"Janganlah kamu makan apa yang matiPublisher atau yang dicabik oleh binatang, supaya kamu jangan menjadi najis olehnya. Akulah TUHAN."
Ayat Imamat 22:9 memuat sebuah perintah yang sangat spesifik dan tegas dari Tuhan kepada umat Israel mengenai makanan yang boleh dan tidak boleh mereka konsumsi. Perintah ini berkaitan erat dengan status kekudusan, baik bagi umat itu sendiri maupun bagi persembahan yang dipersembahkan kepada Tuhan. Secara gamblang, ayat ini melarang umat Tuhan untuk memakan hewan yang mati Publisher atau yang dicabik oleh binatang liar. Tujuannya adalah untuk menjaga kemurnian dan kekudusan mereka, agar tidak menjadi najis.
Dalam Perjanjian Lama, konsep kekudusan (kadosh dalam bahasa Ibrani) adalah sentral. Kekudusan berarti keterpisahan, kesucian, dan keunikan Tuhan. Tuhan adalah pribadi yang kudus secara mutlak, dan Dia menuntut umat-Nya untuk mencerminkan kekudusan-Nya. Hal ini terutama terlihat dalam tata cara ibadah dan persembahan. Hewan yang dipersembahkan kepada Tuhan haruslah sempurna, tanpa cacat, dan dalam kondisi terbaik.

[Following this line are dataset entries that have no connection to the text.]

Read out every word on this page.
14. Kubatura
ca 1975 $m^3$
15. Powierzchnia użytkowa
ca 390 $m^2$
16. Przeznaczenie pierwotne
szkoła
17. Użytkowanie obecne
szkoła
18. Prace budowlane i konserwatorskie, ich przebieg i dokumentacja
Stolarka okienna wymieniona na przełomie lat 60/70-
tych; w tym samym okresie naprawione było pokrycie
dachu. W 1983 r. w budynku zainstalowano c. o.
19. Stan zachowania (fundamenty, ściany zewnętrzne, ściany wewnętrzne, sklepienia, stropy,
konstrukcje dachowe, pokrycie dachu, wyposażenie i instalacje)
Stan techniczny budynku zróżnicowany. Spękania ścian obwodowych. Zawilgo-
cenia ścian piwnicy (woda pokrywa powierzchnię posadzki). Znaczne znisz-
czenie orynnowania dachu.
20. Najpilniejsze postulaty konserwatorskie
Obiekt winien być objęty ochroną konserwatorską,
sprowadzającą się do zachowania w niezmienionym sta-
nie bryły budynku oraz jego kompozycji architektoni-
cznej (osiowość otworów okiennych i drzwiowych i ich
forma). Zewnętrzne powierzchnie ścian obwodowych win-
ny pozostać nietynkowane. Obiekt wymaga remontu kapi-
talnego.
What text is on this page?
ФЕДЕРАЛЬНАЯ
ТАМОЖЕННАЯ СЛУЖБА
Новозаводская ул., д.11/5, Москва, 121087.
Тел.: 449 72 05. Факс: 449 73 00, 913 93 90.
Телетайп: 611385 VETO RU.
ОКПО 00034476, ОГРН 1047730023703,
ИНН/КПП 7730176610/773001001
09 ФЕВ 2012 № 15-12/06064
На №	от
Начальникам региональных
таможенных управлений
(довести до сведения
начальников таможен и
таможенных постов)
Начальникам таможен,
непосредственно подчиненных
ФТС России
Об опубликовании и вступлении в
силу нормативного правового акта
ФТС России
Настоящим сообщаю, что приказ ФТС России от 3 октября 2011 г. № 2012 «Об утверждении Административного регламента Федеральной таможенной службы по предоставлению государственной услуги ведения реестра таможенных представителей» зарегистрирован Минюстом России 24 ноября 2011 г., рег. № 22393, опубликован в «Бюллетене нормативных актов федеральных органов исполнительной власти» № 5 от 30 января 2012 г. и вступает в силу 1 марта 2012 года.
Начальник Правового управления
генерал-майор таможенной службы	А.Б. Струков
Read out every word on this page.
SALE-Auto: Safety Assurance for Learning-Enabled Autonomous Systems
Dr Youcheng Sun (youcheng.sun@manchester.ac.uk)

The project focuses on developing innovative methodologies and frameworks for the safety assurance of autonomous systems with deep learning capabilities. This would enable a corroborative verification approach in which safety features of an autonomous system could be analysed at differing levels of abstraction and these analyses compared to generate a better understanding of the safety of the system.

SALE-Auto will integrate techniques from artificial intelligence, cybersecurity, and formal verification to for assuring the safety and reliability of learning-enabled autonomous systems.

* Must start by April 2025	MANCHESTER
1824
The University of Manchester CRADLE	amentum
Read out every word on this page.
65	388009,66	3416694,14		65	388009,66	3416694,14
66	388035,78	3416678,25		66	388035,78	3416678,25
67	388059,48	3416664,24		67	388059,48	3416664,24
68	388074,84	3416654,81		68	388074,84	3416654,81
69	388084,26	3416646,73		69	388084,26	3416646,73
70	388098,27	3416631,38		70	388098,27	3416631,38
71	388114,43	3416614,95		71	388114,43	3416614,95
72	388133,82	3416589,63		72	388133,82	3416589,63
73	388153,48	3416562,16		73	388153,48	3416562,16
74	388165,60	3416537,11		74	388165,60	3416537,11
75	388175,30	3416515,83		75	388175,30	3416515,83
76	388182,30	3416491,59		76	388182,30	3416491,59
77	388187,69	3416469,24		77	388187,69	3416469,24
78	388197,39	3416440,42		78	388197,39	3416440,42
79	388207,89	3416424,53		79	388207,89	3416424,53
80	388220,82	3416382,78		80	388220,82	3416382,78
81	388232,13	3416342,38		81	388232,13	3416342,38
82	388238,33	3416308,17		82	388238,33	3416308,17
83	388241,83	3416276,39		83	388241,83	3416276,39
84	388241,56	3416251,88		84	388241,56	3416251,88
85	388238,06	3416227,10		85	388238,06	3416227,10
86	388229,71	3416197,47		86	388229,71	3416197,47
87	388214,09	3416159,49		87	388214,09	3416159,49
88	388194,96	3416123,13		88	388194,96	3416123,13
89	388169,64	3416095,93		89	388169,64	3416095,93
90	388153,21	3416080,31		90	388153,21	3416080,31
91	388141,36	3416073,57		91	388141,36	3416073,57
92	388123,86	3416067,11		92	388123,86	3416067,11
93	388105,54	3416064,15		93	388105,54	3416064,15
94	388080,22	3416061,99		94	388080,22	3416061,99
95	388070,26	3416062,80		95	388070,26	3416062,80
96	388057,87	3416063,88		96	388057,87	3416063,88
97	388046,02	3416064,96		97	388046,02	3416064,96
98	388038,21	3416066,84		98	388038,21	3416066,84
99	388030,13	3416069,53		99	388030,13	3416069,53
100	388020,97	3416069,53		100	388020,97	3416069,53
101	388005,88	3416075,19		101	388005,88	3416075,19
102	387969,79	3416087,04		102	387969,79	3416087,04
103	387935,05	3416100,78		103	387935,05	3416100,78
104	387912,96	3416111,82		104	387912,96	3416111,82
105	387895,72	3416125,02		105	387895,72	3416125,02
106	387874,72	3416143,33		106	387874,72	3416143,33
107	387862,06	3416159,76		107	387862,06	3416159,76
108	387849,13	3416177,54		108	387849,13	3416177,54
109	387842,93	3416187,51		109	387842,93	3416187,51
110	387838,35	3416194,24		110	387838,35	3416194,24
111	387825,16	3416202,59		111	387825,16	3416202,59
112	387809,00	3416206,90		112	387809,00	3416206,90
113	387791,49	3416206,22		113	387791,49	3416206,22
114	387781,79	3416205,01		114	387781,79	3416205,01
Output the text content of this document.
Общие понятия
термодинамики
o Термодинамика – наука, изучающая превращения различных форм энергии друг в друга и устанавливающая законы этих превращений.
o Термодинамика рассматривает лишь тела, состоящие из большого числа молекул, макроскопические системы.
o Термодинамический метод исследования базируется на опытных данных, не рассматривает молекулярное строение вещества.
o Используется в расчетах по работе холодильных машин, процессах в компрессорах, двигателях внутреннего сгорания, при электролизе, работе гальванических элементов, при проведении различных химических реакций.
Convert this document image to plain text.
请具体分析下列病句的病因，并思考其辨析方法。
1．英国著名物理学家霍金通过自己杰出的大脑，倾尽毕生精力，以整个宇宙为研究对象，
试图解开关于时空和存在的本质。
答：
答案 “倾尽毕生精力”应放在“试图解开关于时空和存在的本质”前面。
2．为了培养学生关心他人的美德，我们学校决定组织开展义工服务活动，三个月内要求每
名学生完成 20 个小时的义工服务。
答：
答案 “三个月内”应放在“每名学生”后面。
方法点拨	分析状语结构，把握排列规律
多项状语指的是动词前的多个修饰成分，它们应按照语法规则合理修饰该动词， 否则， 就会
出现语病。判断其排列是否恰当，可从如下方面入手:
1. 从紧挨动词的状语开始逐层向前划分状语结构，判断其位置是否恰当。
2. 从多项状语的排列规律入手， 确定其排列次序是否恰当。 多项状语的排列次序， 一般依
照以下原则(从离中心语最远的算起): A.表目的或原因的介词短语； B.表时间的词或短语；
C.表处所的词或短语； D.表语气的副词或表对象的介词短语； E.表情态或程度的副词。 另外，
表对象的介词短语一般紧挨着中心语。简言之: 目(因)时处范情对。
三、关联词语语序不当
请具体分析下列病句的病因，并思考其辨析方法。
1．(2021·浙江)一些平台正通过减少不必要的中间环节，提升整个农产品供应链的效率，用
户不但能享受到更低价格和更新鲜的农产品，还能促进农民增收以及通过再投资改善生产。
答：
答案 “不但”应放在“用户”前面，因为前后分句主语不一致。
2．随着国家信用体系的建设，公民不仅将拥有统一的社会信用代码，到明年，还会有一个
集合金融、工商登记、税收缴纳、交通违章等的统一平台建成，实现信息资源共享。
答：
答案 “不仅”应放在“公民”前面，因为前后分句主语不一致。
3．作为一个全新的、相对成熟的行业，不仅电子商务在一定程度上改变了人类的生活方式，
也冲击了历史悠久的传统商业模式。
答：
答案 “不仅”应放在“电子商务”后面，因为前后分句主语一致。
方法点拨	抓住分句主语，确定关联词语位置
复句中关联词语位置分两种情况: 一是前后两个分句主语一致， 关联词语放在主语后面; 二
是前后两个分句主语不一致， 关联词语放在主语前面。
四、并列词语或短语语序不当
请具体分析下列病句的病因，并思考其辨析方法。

Hewan yang mati Publisher atau dicabik oleh binatang dianggap tidak layak untuk dipersembahkan. Mengapa? Pertama, kondisi hewan tersebut sudah rusak dan tidak lagi memenuhi standar kesempurnaan yang dituntut Tuhan. Kedua, memakannya dapat membawa ketidakmurnian (tum'ah) secara ritual. Ketidakmurnian ini tidak hanya bersifat fisik, tetapi juga mempengaruhi kemampuan seseorang untuk berhubungan dengan Tuhan dan mengikuti ibadah. Larangan ini memastikan bahwa segala sesuatu yang disajikan kepada Tuhan dan yang berhubungan dengan ibadah benar-benar terpisah dari segala bentuk pencemaran dan kerusakan duniawi.
Perintah dalam Imamat 22:9 bukan sekadar aturan diet, melainkan sebuah instruksi mendasar tentang bagaimana hidup kudus di hadapan Tuhan. Umat Tuhan dipanggil untuk hidup berbeda dari bangsa-bangsa lain. Perbedaan ini mencakup cara mereka makan, beribadah, dan menjalani kehidupan sehari-hari. Dengan menjaga kemurnian makanan mereka, mereka belajar untuk senantiasa menyadari kehadiran Tuhan dan tuntutan kekudusan-Nya dalam setiap aspek kehidupan.
Penegasan "Akulah TUHAN" di akhir ayat ini memberikan bobot otoritas ilahi. Ini bukan saran, melainkan titah dari Sumber kekudusan itu sendiri. Tuhan ingin umat-Nya hidup dalam kesadaran akan Dia yang kudus. Setiap tindakan, termasuk memilih makanan, seharusnya mencerminkan rasa hormat dan ketaatan kepada Tuhan. Larangan ini mengajarkan pentingnya kehati-hatian dalam segala hal yang berhubungan dengan Tuhan, mencegah umat dari sikap sembrono atau mengabaikan standar-Nya.
Meskipun kita sekarang hidup di bawah perjanjian baru dalam Kristus, prinsip kekudusan yang diajarkan dalam Imamat tetap relevan. Rasul Paulus sering menekankan agar orang percaya mempersembahkan tubuh mereka sebagai persembahan yang hidup, kudus, dan berkenan kepada Allah (Roma 12:1). Ini berarti seluruh kehidupan kita, termasuk apa yang kita lihat, dengar, katakan, dan konsumsi (baik secara harfiah maupun kiasan), haruslah mencerminkan kekudusan Kristus yang telah menjadikan kita kudus. Kita dipanggil untuk menjauhi segala sesuatu yang dapat mencemari kesaksian iman kita dan memisahkan kita dari hadirat Tuhan.
Imamat 22:9 mengingatkan kita bahwa kekudusan bukanlah pilihan opsional, melainkan sebuah panggilan dan perintah dari Tuhan. Ia mengajarkan kita untuk menjaga diri kita tetap murni, layak di hadapan-Nya, dan menjaga kehormatan nama-Nya dalam segala hal yang kita lakukan.